Disclaimer This edited version has been archived due to the length of time since original publication. It should not be regarded as indicative of the ATO's current views. The law may have changed since original publication, and views in the edited version may also be affected by subsequent precedents and new approaches to the application of the law. You cannot rely on this record in your tax affairs. It is not binding and provides you with no protection (including from any underpaid tax, penalty or interest). In addition, this record is not an authority for the purposes of establishing a reasonably arguable position for you to apply to your own circumstances. For more information on the status of edited versions of private advice and reasons we publish them, see PS LA 2008/4. |
Edited version of your private ruling
Authorisation Number: 1012599058661
Ruling
Subject: Homestay Arrangement
Question
Is your income derived from a private homestay agreement assessable income?
Answer
No
This ruling applies for the following periods:
Year ended 30 June 2014
Year ended 30 June 2015
Year ended 30 June 2016
Year ended 30 June 2017
Year ended 30 June 2018
The scheme commences on:
1 July 2013
Relevant facts and circumstances
You have previously been involved in homestay arrangements with accommodation bodies.
In the past your homestay agreements have been arranged and completed by an accommodation body.
You intend to arrange homestay arrangements in the future where the agreement is arranged between yourself and the student.
The homestay arrangement would involve regional, interstate or international students interested in the homestay experience.
You will only board one or two students at any time.
Under a homestay arrangement you will treat the students as guests, share customs and assist with the practicalities of living away from home.
Your homestay arrangement may also include meals.
As part of the homestay arrangement students will be required to pay board to offset the household expenses and overheads associated with hosting the student.
You intend to abide by the homestay guidelines and fees as set by an accommodation body.
Relevant legislative provisions
Income Tax Assessment Act 1997 Section 6-5
Reasons for decision
Section 6-5 of the Income Tax Assessment Act 1997 (ITAA 1997) provides that the assessable income of an Australian resident includes all ordinary income derived directly or indirectly from all sources.
Rental income is normally regarded as ordinary income and therefore forms part of the taxpayer's assessable income. However, where there is a non-commercial or domestic arrangement, amounts paid for board or lodging, do not give rise to the derivation of assessable income (FC of T v. Groser 82 ATC 4478; 13 ATR 445).
Taxation Ruling IT 2167 considers the consequences of different rental income producing situations. Paragraph 18 of IT 2167 states that:
Situations arise where the owner of a residence permits persons to share the residence on the basis that all the occupants, including the owner, bear an appropriate proportion of the costs actually incurred on food, electricity etc. Arrangements of this nature are not considered to confer any benefit on the owner. There is no assessable income and the question of allowable deductions does not arise.

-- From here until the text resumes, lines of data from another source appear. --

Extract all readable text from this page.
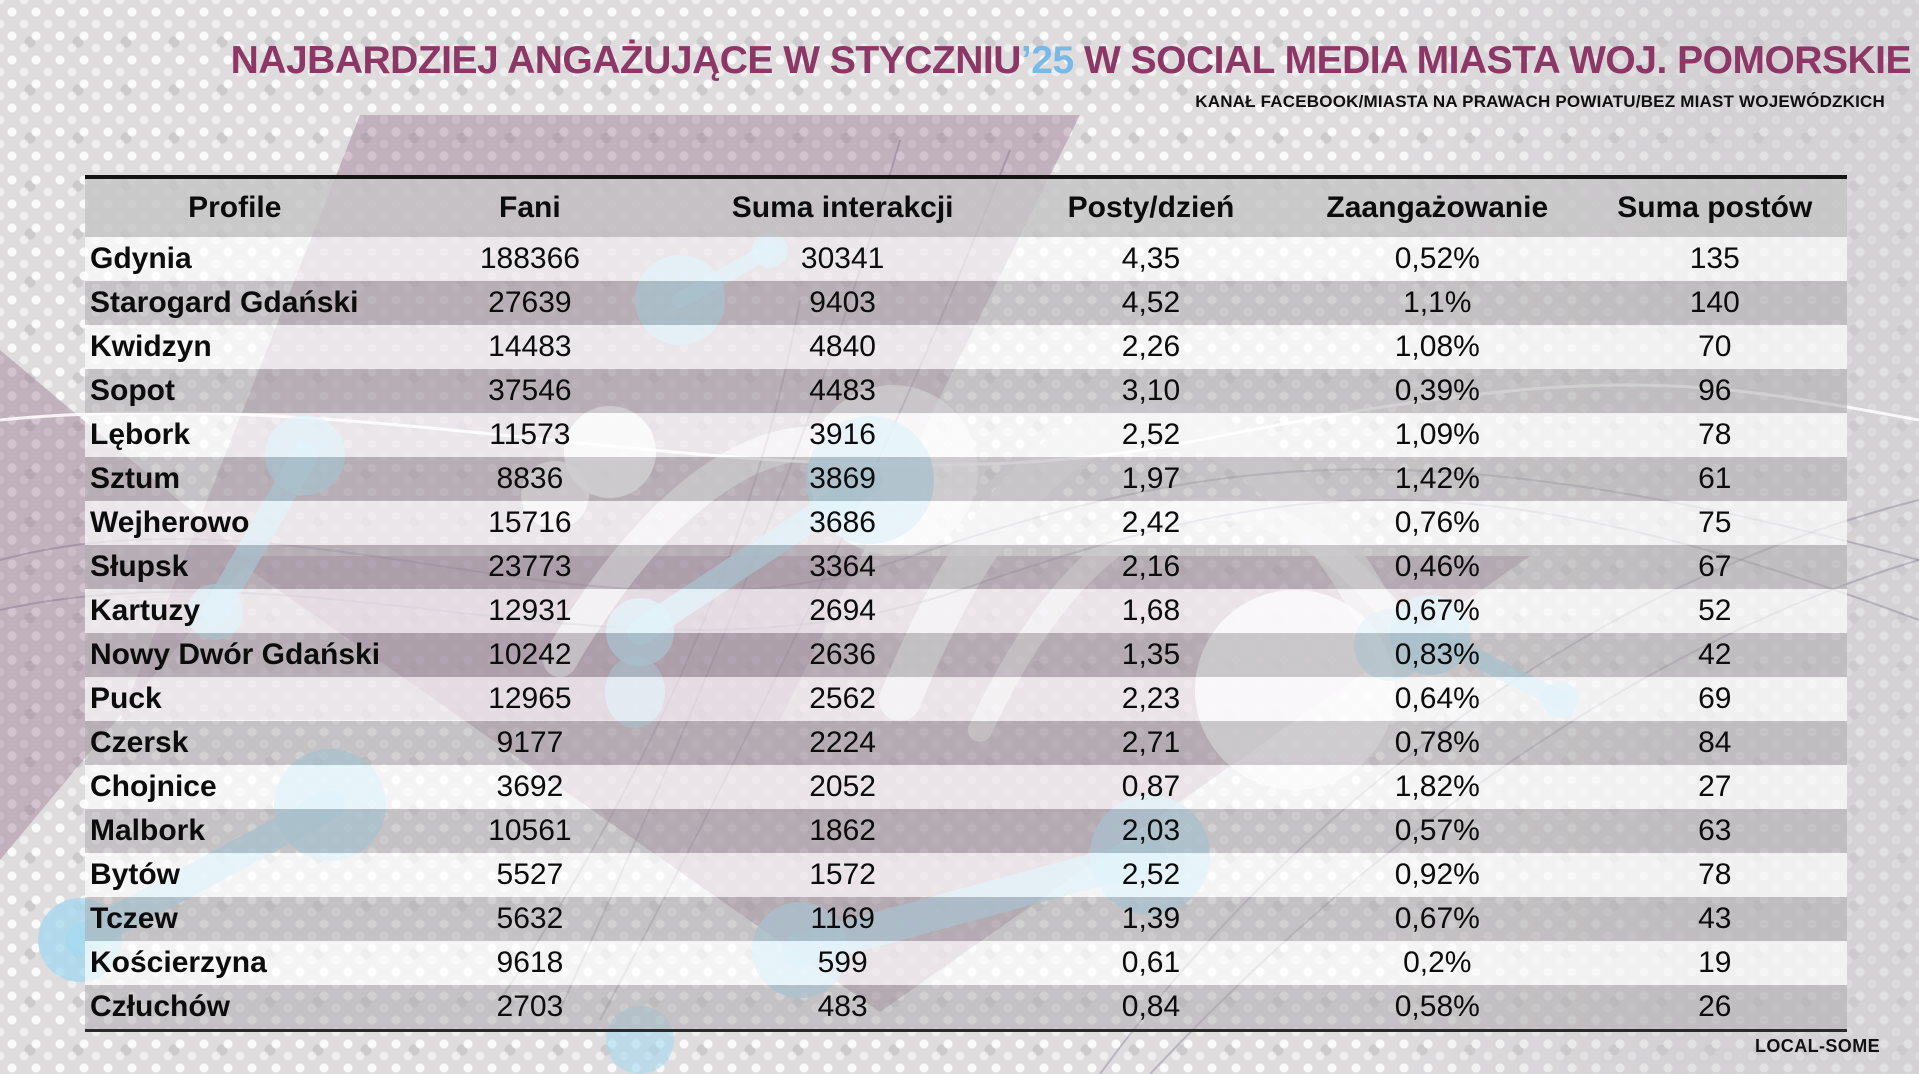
NAJBARDZIEJ ANGAŻUJĄCE W STYCZNIU’25 W SOCIAL MEDIA MIASTA WOJ. POMORSKIE
KANAŁ FACEBOOK/MIASTA NA PRAWACH POWIATU/BEZ MIAST WOJEWÓDZKICH
Profile	Fani	Suma interakcji	Posty/dzień	Zaangażowanie	Suma postów
Gdynia	188366	30341	4,35	0,52%	135
Starogard Gdański	27639	9403	4,52	1,1%	140
Kwidzyn	14483	4840	2,26	1,08%	70
Sopot	37546	4483	3,10	0,39%	96
Lębork	11573	3916	2,52	1,09%	78
Sztum	8836	3869	1,97	1,42%	61
Wejherowo	15716	3686	2,42	0,76%	75
Słupsk	23773	3364	2,16	0,46%	67
Kartuzy	12931	2694	1,68	0,67%	52
Nowy Dwór Gdański	10242	2636	1,35	0,83%	42
Puck	12965	2562	2,23	0,64%	69
Czersk	9177	2224	2,71	0,78%	84
Chojnice	3692	2052	0,87	1,82%	27
Malbork	10561	1862	2,03	0,57%	63
Bytów	5527	1572	2,52	0,92%	78
Tczew	5632	1169	1,39	0,67%	43
Kościerzyna	9618	599	0,61	0,2%	19
Człuchów	2703	483	0,84	0,58%	26
LOCAL-SOME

The term 'homestay' is used to describe accommodation provided to local and overseas students studying or training at Australian universities or other educational institutions.
Under a homestay arrangement, students live with the host family in their home. They are usually provided with their own room and have access to other household facilities. Main meals are provided by the host family. They may also have their laundry and ironing done, and provided with occasional transport. They may be required to help out with household chores and keep their room clean.
Amounts received under the homestay arrangement are determined by the educational institution to cover the expenses of accommodating the student in the home. The amount of the payment is set with regard to the normal cost of supplying food, utilities and overheads for the student. This rate is not regarded as true commercial rates and there is no built in benefit component to the taxpayer for the use of parts of the house. While there might be some surplus on occasions to the home owner, these amounts will generally be small having regard to the expenditure incurred.
The circumstances described in your case are very similar to those of other homestay arrangements outlined above. Although your homestay arrangement has not been administered by an accommodation body the details of your homestay arrangement are very much the same. You do not expect to have any surplus money left over from the homestay payments that will be received for the boarders staying with you.
Therefore the payments you receive for your boarders are a non-commercial or domestic arrangement and consequently these amounts are not assessable income under section 6-5 of the ITAA 1997.